Dopo il caso del manager in Veneto, il ministro Speranza valuta proposta di Zaia su Tso per malati coronavirus

Sulla proposta di Luca Zaia di istituire il Tso per chi risulta positivo al coronavirus e rifiuta le cure si dibatte da alcuni giorni. Il governatore del Veneto ha infatti avanzato l’idea (arrivando perfino a proporre il carcere nei casi più estremi), per gli irresponsabili che non rispettano le norme di sicurezza, come il manager vicentino ora in terapia intensiva.
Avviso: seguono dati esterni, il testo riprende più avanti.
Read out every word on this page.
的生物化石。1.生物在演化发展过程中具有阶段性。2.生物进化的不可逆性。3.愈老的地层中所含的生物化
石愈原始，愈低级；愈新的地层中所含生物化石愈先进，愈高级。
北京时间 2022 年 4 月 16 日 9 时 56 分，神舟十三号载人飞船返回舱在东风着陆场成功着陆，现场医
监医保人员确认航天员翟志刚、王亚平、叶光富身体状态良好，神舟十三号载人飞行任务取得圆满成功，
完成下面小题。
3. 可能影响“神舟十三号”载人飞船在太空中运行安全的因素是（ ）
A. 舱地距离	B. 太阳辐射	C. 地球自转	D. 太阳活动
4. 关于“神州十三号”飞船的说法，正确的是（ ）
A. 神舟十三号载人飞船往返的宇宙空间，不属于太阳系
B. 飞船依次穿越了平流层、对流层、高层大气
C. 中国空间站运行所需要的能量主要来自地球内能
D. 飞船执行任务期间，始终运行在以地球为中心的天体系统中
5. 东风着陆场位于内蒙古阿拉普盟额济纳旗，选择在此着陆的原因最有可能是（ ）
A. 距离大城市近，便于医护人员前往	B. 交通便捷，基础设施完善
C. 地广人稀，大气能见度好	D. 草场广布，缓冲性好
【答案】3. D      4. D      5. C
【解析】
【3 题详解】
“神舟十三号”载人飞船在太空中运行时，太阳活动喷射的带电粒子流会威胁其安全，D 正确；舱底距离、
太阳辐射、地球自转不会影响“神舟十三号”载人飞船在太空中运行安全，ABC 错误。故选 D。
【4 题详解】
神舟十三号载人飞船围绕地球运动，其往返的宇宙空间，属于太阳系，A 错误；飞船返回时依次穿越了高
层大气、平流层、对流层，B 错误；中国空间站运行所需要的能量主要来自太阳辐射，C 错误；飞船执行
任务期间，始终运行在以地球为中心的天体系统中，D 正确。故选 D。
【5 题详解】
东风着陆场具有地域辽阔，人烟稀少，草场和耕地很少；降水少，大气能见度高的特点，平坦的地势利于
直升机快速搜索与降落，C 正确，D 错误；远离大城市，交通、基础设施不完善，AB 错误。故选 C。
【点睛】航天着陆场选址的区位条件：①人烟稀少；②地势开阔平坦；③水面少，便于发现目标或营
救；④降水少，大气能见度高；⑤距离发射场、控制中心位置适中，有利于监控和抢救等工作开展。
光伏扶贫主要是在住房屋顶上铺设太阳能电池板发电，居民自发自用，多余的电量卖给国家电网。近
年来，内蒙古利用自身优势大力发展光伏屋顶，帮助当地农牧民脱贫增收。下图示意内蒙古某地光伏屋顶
E mentre il ministro della Salute Roberto Speranza valuta la possibilità di rendere effettivo il Tso coatto, interviene sulla vicenda anche il figlio del manager “untore”. “Ha ragione Zaia, mio padre ha sbagliato”.

Il figlio del manager: “Curarsi è un dovere”

Non usa mezzi termini, il figlio 40enne del dirigente dell’azienda Laserjet di Pojana Maggiore (Vicenza). Raggiunto dal Corriere della Sera al telefono, l’uomo ha dichiarato: “Ha ragione il governatore Luca Zaia. Curarsi è un dovere nei confronti della comunità, non si può rischiare di contagiare altre persone”. Suo padre, dopo aver viaggiato tra Veneto e Paesi Balcani, e aver partecipato ad alcune cerimonie pur avendo febbre e sintomi, ora si trova in condizioni critiche. Lotta tra la vita e la morte all’ospedale di Vicenza, ricoverato dal 1° luglio e intubato in terapia intensiva con una polmonite interstiziale.

Negli scorsi giorni tuttavia aveva partecipato, incurante dei sintomi, a un funerale, un compleanno e aveva incontrato amici, colleghi, dipendenti. Il virus ha così ripreso a circolare in Veneto, importato dalla Serbia, dove sarebbe morto il paziente 0 che ha infettato il manager.

Interviene anche il fratello dell'”untore”

Il figlio 40enne confessa: “Al suo comportamento non trovo alcuna giustificazione logica. C’è stata una sottovalutazione del pericolo al quale stava andando incontro. E pensare che papà all’inizio era molto attento a ogni forma di prevenzione.

Ad ogni modo ha sbagliato, e questo non si discute”. Pare inoltre che suo padre si sia pure infastidito quando i medici gli hanno consigliato per alcuni giorni il ricovero, o quando ha dovuto fornire i contatti avuti ultimamente per le indagini epidemiologiche. Sulla vicenda è intervenuto anche il fratello del manager, che gestisce l’azienda di lamiere assieme a lui dal 1980. “Il viaggio d’affari di cui ho letto non esiste, non ha niente a che vedere con gli impegni dell’azienda”.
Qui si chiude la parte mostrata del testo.